Hej! Mówię o świecie realnym, czyt.:"jakich podatków?". :)
Na podstawie subiektywnych wniosków wyciągniętych z relacji bliższych i dalszych krewnych i znajomych królika, 90% osób pracujących "na domkach" w USsA, nawet jak maja green kartę, płaci tylko podatki stanowe, przy sobotnim siapingu ;)
Gdyby na fotoszopa był popyt taki, jak na "kontrolę deklaracji medycznych", to jego cena byłaby jeszcze niższa lub przestałby być rozwijany.Cytat:
kwestia wzgledna. sam robie w mocno specjalistycznym softwarze (kontrola deklaracji medycznych), ktorego kosztem wytworzenia sa pensje 5 programistow i 3 konsultantow. a klienci placi roczne licencje jedynie za korzystanie z wynikow srednio 4 procesow rocznie. a 8 pensji po 40.000 EUR rocznie to jednak daje pewne koszty... ;)
a taka szopke tworzy wiecej osob niz 8... :-D
O zaangażowaniu w projekt decyduje jego popularność. PS jest bardzo popularny, dlatego generuje wysokie zyski, dlatego pracuje nad nim tak duży zespół. Brak konkurencji spowodowałby zachowanie monopolistyczne, patrz swego czasu zjawisko TP SA, patrz monopolistyczne wyskoki Microsoftu itepede.
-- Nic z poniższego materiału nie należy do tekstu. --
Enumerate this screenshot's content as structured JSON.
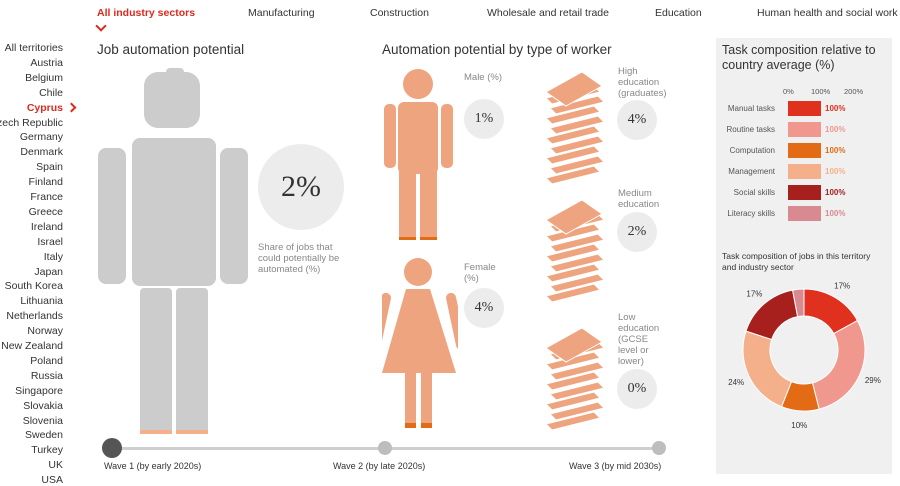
{
  "nav": {
    "items": [
      {
        "label": "All industry sectors",
        "active": true
      },
      {
        "label": "Manufacturing"
      },
      {
        "label": "Construction"
      },
      {
        "label": "Wholesale and retail trade"
      },
      {
        "label": "Education"
      },
      {
        "label": "Human health and social work"
      }
    ]
  },
  "sidebar": {
    "territories": [
      "All territories",
      "Austria",
      "Belgium",
      "Chile",
      "Cyprus",
      "Czech Republic",
      "Germany",
      "Denmark",
      "Spain",
      "Finland",
      "France",
      "Greece",
      "Ireland",
      "Israel",
      "Italy",
      "Japan",
      "South Korea",
      "Lithuania",
      "Netherlands",
      "Norway",
      "New Zealand",
      "Poland",
      "Russia",
      "Singapore",
      "Slovakia",
      "Slovenia",
      "Sweden",
      "Turkey",
      "UK",
      "USA"
    ],
    "selected": "Cyprus"
  },
  "job_automation": {
    "title": "Job automation potential",
    "value": "2%",
    "caption": "Share of jobs that could potentially be automated (%)"
  },
  "worker_types": {
    "title": "Automation potential by type of worker",
    "male": {
      "label": "Male (%)",
      "value": "1%"
    },
    "female": {
      "label": "Female (%)",
      "value": "4%"
    },
    "high_edu": {
      "label": "High education (graduates)",
      "value": "4%"
    },
    "medium_edu": {
      "label": "Medium education",
      "value": "2%"
    },
    "low_edu": {
      "label": "Low education (GCSE level or lower)",
      "value": "0%"
    }
  },
  "waves": {
    "items": [
      "Wave 1 (by early 2020s)",
      "Wave 2 (by late 2020s)",
      "Wave 3 (by mid 2030s)"
    ],
    "selected_index": 0
  },
  "task_panel": {
    "title": "Task composition relative to country average (%)",
    "scale": [
      "0%",
      "100%",
      "200%"
    ],
    "tasks": [
      {
        "label": "Manual tasks",
        "value": "100%",
        "color": "#e0301e"
      },
      {
        "label": "Routine tasks",
        "value": "100%",
        "color": "#f0978e"
      },
      {
        "label": "Computation",
        "value": "100%",
        "color": "#e36b16"
      },
      {
        "label": "Management",
        "value": "100%",
        "color": "#f4b08a"
      },
      {
        "label": "Social skills",
        "value": "100%",
        "color": "#a8201d"
      },
      {
        "label": "Literacy skills",
        "value": "100%",
        "color": "#d98a90"
      }
    ]
  },
  "chart_data": {
    "type": "pie",
    "title": "Task composition of jobs in this territory and industry sector",
    "slices": [
      {
        "label": "17%",
        "value": 17,
        "color": "#e0301e"
      },
      {
        "label": "29%",
        "value": 29,
        "color": "#f0978e"
      },
      {
        "label": "10%",
        "value": 10,
        "color": "#e36b16"
      },
      {
        "label": "24%",
        "value": 24,
        "color": "#f4b08a"
      },
      {
        "label": "17%",
        "value": 17,
        "color": "#a8201d"
      },
      {
        "label": "3%",
        "value": 3,
        "color": "#d98a90"
      }
    ]
  }
}
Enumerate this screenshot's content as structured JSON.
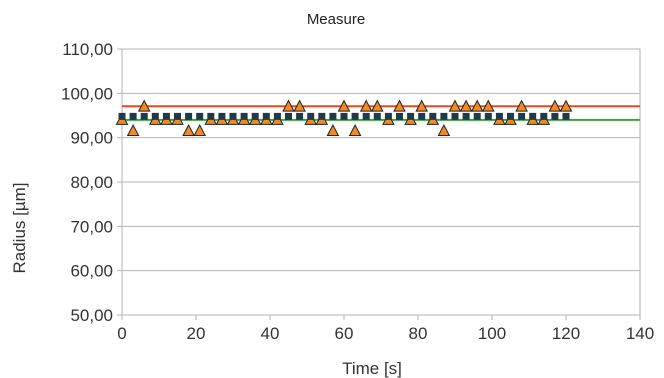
{
  "chart_data": {
    "type": "line",
    "title": "Measure",
    "xlabel": "Time [s]",
    "ylabel": "Radius [µm]",
    "xlim": [
      0,
      140
    ],
    "ylim": [
      50,
      110
    ],
    "xticks": [
      0,
      20,
      40,
      60,
      80,
      100,
      120,
      140
    ],
    "yticks": [
      50,
      60,
      70,
      80,
      90,
      100,
      110
    ],
    "x_tick_labels": [
      "0",
      "20",
      "40",
      "60",
      "80",
      "100",
      "120",
      "140"
    ],
    "y_tick_labels": [
      "50,00",
      "60,00",
      "70,00",
      "80,00",
      "90,00",
      "100,00",
      "110,00"
    ],
    "grid": "horizontal",
    "legend": "none",
    "series": [
      {
        "kind": "points",
        "marker": "triangle",
        "color": "#f08a24",
        "x": [
          0,
          3,
          6,
          9,
          12,
          15,
          18,
          21,
          24,
          27,
          30,
          33,
          36,
          39,
          42,
          45,
          48,
          51,
          54,
          57,
          60,
          63,
          66,
          69,
          72,
          75,
          78,
          81,
          84,
          87,
          90,
          93,
          96,
          99,
          102,
          105,
          108,
          111,
          114,
          117,
          120
        ],
        "values": [
          94,
          91.5,
          97,
          94,
          94,
          94,
          91.5,
          91.5,
          94,
          94,
          94,
          94,
          94,
          94,
          94,
          97,
          97,
          94,
          94,
          91.5,
          97,
          91.5,
          97,
          97,
          94,
          97,
          94,
          97,
          94,
          91.5,
          97,
          97,
          97,
          97,
          94,
          94,
          97,
          94,
          94,
          97,
          97
        ]
      },
      {
        "kind": "points",
        "marker": "square",
        "color": "#1f3a4a",
        "x": [
          0,
          3,
          6,
          9,
          12,
          15,
          18,
          21,
          24,
          27,
          30,
          33,
          36,
          39,
          42,
          45,
          48,
          51,
          54,
          57,
          60,
          63,
          66,
          69,
          72,
          75,
          78,
          81,
          84,
          87,
          90,
          93,
          96,
          99,
          102,
          105,
          108,
          111,
          114,
          117,
          120
        ],
        "values": [
          94.8,
          94.8,
          94.8,
          94.8,
          94.8,
          94.8,
          94.8,
          94.8,
          94.8,
          94.8,
          94.8,
          94.8,
          94.8,
          94.8,
          94.8,
          94.8,
          94.8,
          94.8,
          94.8,
          94.8,
          94.8,
          94.8,
          94.8,
          94.8,
          94.8,
          94.8,
          94.8,
          94.8,
          94.8,
          94.8,
          94.8,
          94.8,
          94.8,
          94.8,
          94.8,
          94.8,
          94.8,
          94.8,
          94.8,
          94.8,
          94.8
        ]
      },
      {
        "kind": "line",
        "color": "#e84a1c",
        "x": [
          0,
          140
        ],
        "values": [
          97.1,
          97.1
        ]
      },
      {
        "kind": "line",
        "color": "#3aa63a",
        "x": [
          0,
          140
        ],
        "values": [
          94,
          94
        ]
      }
    ]
  }
}
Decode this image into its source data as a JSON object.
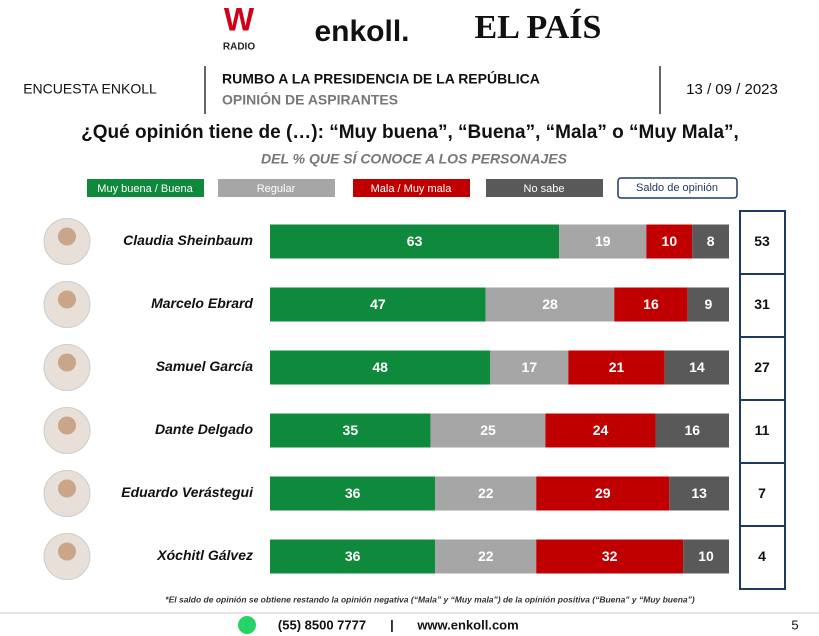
{
  "header": {
    "logo_radio_mark": "W",
    "logo_radio_text": "RADIO",
    "logo_enkoll": "enkoll.",
    "logo_elpais": "EL PAÍS",
    "survey": "ENCUESTA ENKOLL",
    "heading": "RUMBO A LA PRESIDENCIA DE LA REPÚBLICA",
    "subheading": "OPINIÓN DE ASPIRANTES",
    "date": "13 / 09 / 2023"
  },
  "chart_data": {
    "type": "stacked-bar-horizontal",
    "title": "¿Qué opinión tiene de (…): “Muy buena”, “Buena”, “Mala” o “Muy Mala”,",
    "subtitle": "DEL % QUE SÍ CONOCE A LOS PERSONAJES",
    "categories": [
      "Claudia Sheinbaum",
      "Marcelo Ebrard",
      "Samuel García",
      "Dante Delgado",
      "Eduardo Verástegui",
      "Xóchitl Gálvez"
    ],
    "xlim": [
      0,
      100
    ],
    "series": [
      {
        "name": "Muy buena / Buena",
        "color": "#0f8a3c",
        "values": [
          63,
          47,
          48,
          35,
          36,
          36
        ]
      },
      {
        "name": "Regular",
        "color": "#a6a6a6",
        "values": [
          19,
          28,
          17,
          25,
          22,
          22
        ]
      },
      {
        "name": "Mala / Muy mala",
        "color": "#c00000",
        "values": [
          10,
          16,
          21,
          24,
          29,
          32
        ]
      },
      {
        "name": "No sabe",
        "color": "#595959",
        "values": [
          8,
          9,
          14,
          16,
          13,
          10
        ]
      }
    ],
    "balance": {
      "name": "Saldo de opinión",
      "color": "#1f3864",
      "values": [
        53,
        31,
        27,
        11,
        7,
        4
      ]
    },
    "footnote": "*El saldo de opinión se obtiene restando la opinión negativa (“Mala” y “Muy mala”) de la opinión positiva (“Buena” y “Muy buena”)"
  },
  "footer": {
    "phone": "(55) 8500 7777",
    "separator": "|",
    "website": "www.enkoll.com",
    "page": "5"
  }
}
Gdyby nie było konkurencji w postaci wspomnianego piractwa, dlaczego własciciele Adobe nie mieliby podnieść ceny najlepiej sprzedawanego produktu?
Kilka lat temu Ted Turner w jednym z wywiadów powiedział mniej więcej takie zdanie: "kiedy człowiek ma taką kupę pieniędzy, jak World Trade Center, nagle zadaje sobie retoryczne pytanie, a właściwie dlaczego nie mieć jeszcze więcej?" (cytat z pamięci, może być niedokładny). Niska cena PS Elements wynika z tego, że na tym poziomie jest bardzo dużo konkurencyjnego oprogramowania o podobnej jakości. Na poziomie CS5 jest w zasadzie nikt. Dlatego uważam, że piractwo to JEDYNA konkurencja dla fotoszopa i jedyny powód jego ceny na poziomie cca. 1000,00 USD. W innym przypadku, zastosowanie miałaby zwykła ludzka pazerność, połączona z próżnością.